Le règlement P2B constitue une première réponse à ces enjeux en imposant aux plateformes d’informer les professionnels sur les principaux paramètres déterminant le classement des offres et sur l’existence éventuelle d’un traitement différencié. Cette transparence vise à garantir une forme d’équité dans la comparaison implicite opérée par ces intermédiaires numériques.

La question des avis en ligne, qui constituent une forme de comparaison indirecte entre produits ou services, fait l’objet d’une attention particulière. La loi du 7 octobre 2016 pour une République numérique a introduit une obligation de loyauté concernant la publication des avis de consommateurs, obligation précisée par le décret du 23 avril 2017.

Ces dispositions imposent aux plateformes de vérifier que les auteurs des avis ont effectivement eu une expérience de consommation et d’indiquer si les avis ont fait l’objet d’une modération. Elles visent à garantir l’objectivité et la fiabilité de cette forme particulière de comparaison entre produits ou services.

Les perspectives d’une régulation internationale

La dimension mondiale de l’internet et des plateformes numériques appelle une réflexion sur les perspectives d’une régulation internationale de la publicité comparative. L’OCDE a formulé des recommandations sur la protection des consommateurs dans le commerce électronique qui abordent indirectement la question des pratiques comparatives.

L’Organisation Mondiale du Commerce pourrait constituer un forum approprié pour l’élaboration de principes communs concernant la loyauté des pratiques publicitaires transfrontalières, y compris les publicités comparatives. Une telle harmonisation contribuerait à réduire les obstacles au commerce international tout en garantissant un niveau élevé de protection des consommateurs.

Dans l’attente d’une régulation véritablement mondiale, des initiatives régionales comme le RGPD européen démontrent la possibilité d’exercer une influence normative au-delà des frontières géographiques traditionnelles. Le modèle européen de régulation de la publicité comparative pourrait ainsi inspirer d’autres systèmes juridiques face aux défis communs posés par la numérisation de l’économie.

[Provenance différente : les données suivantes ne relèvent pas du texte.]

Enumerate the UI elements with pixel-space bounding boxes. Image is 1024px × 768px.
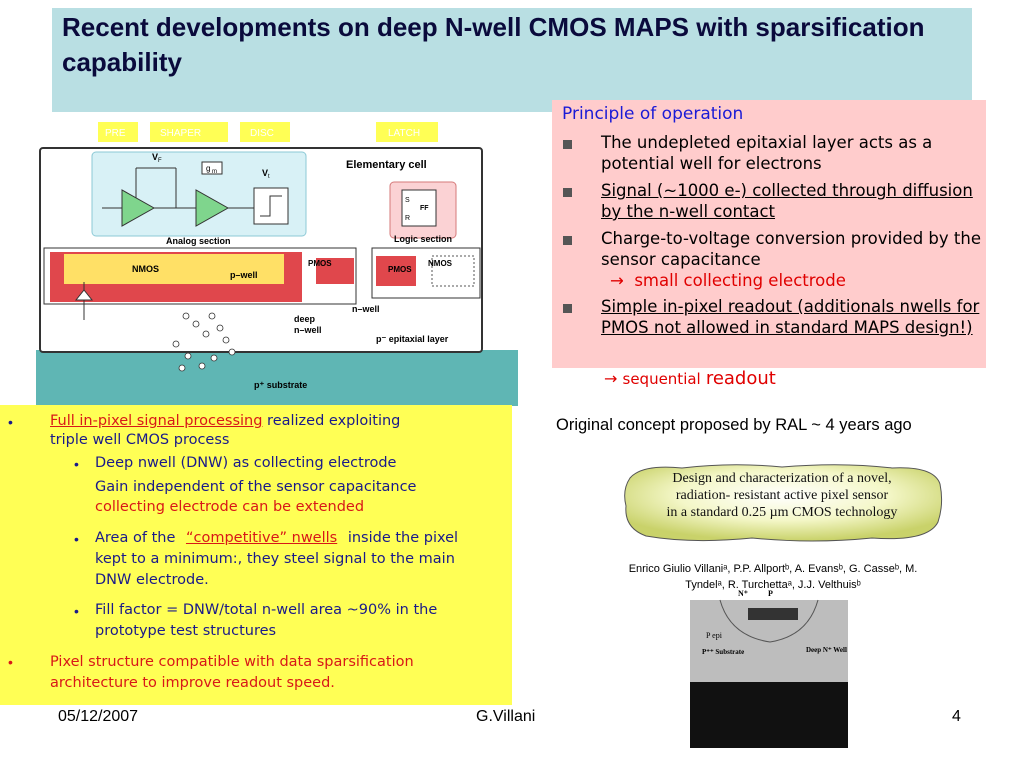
pmos-nwell-2 [376,256,416,286]
tab-shaper-label: SHAPER [160,128,201,139]
analog-section-label: Analog section [166,236,231,246]
svg-text:S: S [405,197,410,204]
tab-shaper [150,122,228,142]
flipflop-symbol [401,189,437,227]
svg-text:n–well: n–well [294,325,322,335]
subfeature-1-line3: collecting electrode can be extended [95,499,365,515]
subfeature-2-line3: DNW electrode. [95,572,209,588]
svg-text:P: P [768,589,773,598]
principle-item-4: Simple in-pixel readout (additionals nwe… [601,297,980,337]
slide-title: Recent developments on deep N-well CMOS … [62,12,925,77]
tab-disc [240,122,290,142]
bullet-marker [563,304,572,313]
title-banner [52,8,972,112]
bullet-dot: • [74,531,79,547]
principle-item-3: Charge-to-voltage conversion provided by… [601,229,981,269]
svg-text:PMOS: PMOS [388,265,412,274]
svg-text:V: V [262,168,268,178]
svg-text:g: g [206,164,210,173]
principle-item-1: The undepleted epitaxial layer acts as a… [601,133,933,173]
svg-text:deep: deep [294,314,316,324]
bullet-dot: • [8,654,13,670]
paper-authors: Enrico Giulio Villaniᵃ, P.P. Allportᵇ, A… [628,563,918,591]
arrow-icon: → [610,271,624,290]
svg-text:Deep N⁺ Well: Deep N⁺ Well [806,646,847,654]
svg-text:t: t [268,174,270,180]
feature-1: Full in-pixel signal processing realized… [50,413,401,429]
bullet-dot: • [8,414,13,430]
bullet-dot: • [74,456,79,472]
paper-cloud [624,464,943,542]
svg-text:V: V [152,152,158,162]
bullet-marker [563,236,572,245]
tab-disc-label: DISC [250,128,274,139]
dnw-cross-section: N⁺ P P epi P⁺⁺ Substrate Deep N⁺ Well [690,589,848,748]
subfeature-1-line2: Gain independent of the sensor capacitan… [95,479,417,495]
logic-section-label: Logic section [394,234,452,244]
principle-arrow-2: → sequential readout [604,368,776,389]
footer-date: 05/12/2007 [58,708,139,725]
svg-text:F: F [158,158,162,164]
tab-latch-label: LATCH [388,128,420,139]
tab-latch [376,122,438,142]
nmos-box-2 [431,255,475,287]
subfeature-2: Area of the “competitive” nwells inside … [95,530,459,546]
feature-2-line2: architecture to improve readout speed. [50,675,335,691]
nmos-label: NMOS [132,264,159,274]
nwell-label: n–well [352,304,380,314]
svg-text:NMOS: NMOS [428,259,453,268]
tab-pre-label: PRE [105,128,126,139]
pwell-label: p–well [230,270,258,280]
subfeature-3: Fill factor = DNW/total n-well area ~90%… [95,602,438,618]
concept-note: Original concept proposed by RAL ~ 4 yea… [556,416,912,434]
principle-arrow-1: → small collecting electrode [610,271,846,290]
bullet-marker [563,188,572,197]
pixel-diagram: p⁺ substrate PRE SHAPER DISC LATCH Analo… [36,122,518,406]
epi-label: p⁻ epitaxial layer [376,334,449,344]
svg-text:FF: FF [420,205,429,212]
subfeature-3-line2: prototype test structures [95,623,277,639]
bullet-marker [563,140,572,149]
svg-text:P⁺⁺ Substrate: P⁺⁺ Substrate [702,648,744,656]
subfeature-2-line2: kept to a minimum:, they steel signal to… [95,551,455,567]
principle-panel [552,100,986,368]
svg-text:m: m [212,169,217,175]
svg-text:PMOS: PMOS [308,259,332,268]
svg-text:R: R [405,215,410,222]
arrow-icon: → [604,369,618,388]
substrate-label: p⁺ substrate [254,380,307,390]
principle-heading: Principle of operation [562,104,744,124]
feature-1-line2: triple well CMOS process [50,432,230,448]
svg-text:P epi: P epi [706,631,723,640]
bullet-dot: • [74,603,79,619]
discriminator-symbol [253,187,289,225]
footer-author: G.Villani [476,708,536,725]
tab-pre [98,122,138,142]
nplus-region [748,608,798,620]
nmos-pwell [64,254,284,284]
subfeature-1: Deep nwell (DNW) as collecting electrode [95,455,397,471]
footer-page-number: 4 [952,708,961,725]
elementary-cell-label: Elementary cell [346,159,427,171]
svg-text:N⁺: N⁺ [738,589,748,598]
paper-title: Design and characterization of a novel, … [666,471,898,520]
principle-item-2: Signal (~1000 e-) collected through diff… [601,181,973,221]
substrate-layer [36,350,518,406]
charge-carriers [172,312,236,372]
features-panel [0,405,512,705]
feature-2: Pixel structure compatible with data spa… [50,654,414,670]
pmos-nwell-1 [316,258,354,284]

L’harmonisation des pratiques dans l’espace numérique apparaît ainsi comme un processus complexe et multidimensionnel, associant convergence des cadres juridiques nationaux, développement de l’autorégulation professionnelle, adaptation aux spécificités des nouveaux intermédiaires numériques et recherche de principes communs à l’échelle internationale. Ce processus reflète la nécessité de préserver les équilibres fondamentaux entre liberté d’entreprendre, protection des concurrents et information loyale des consommateurs dans un environnement économique et technologique en constante mutation.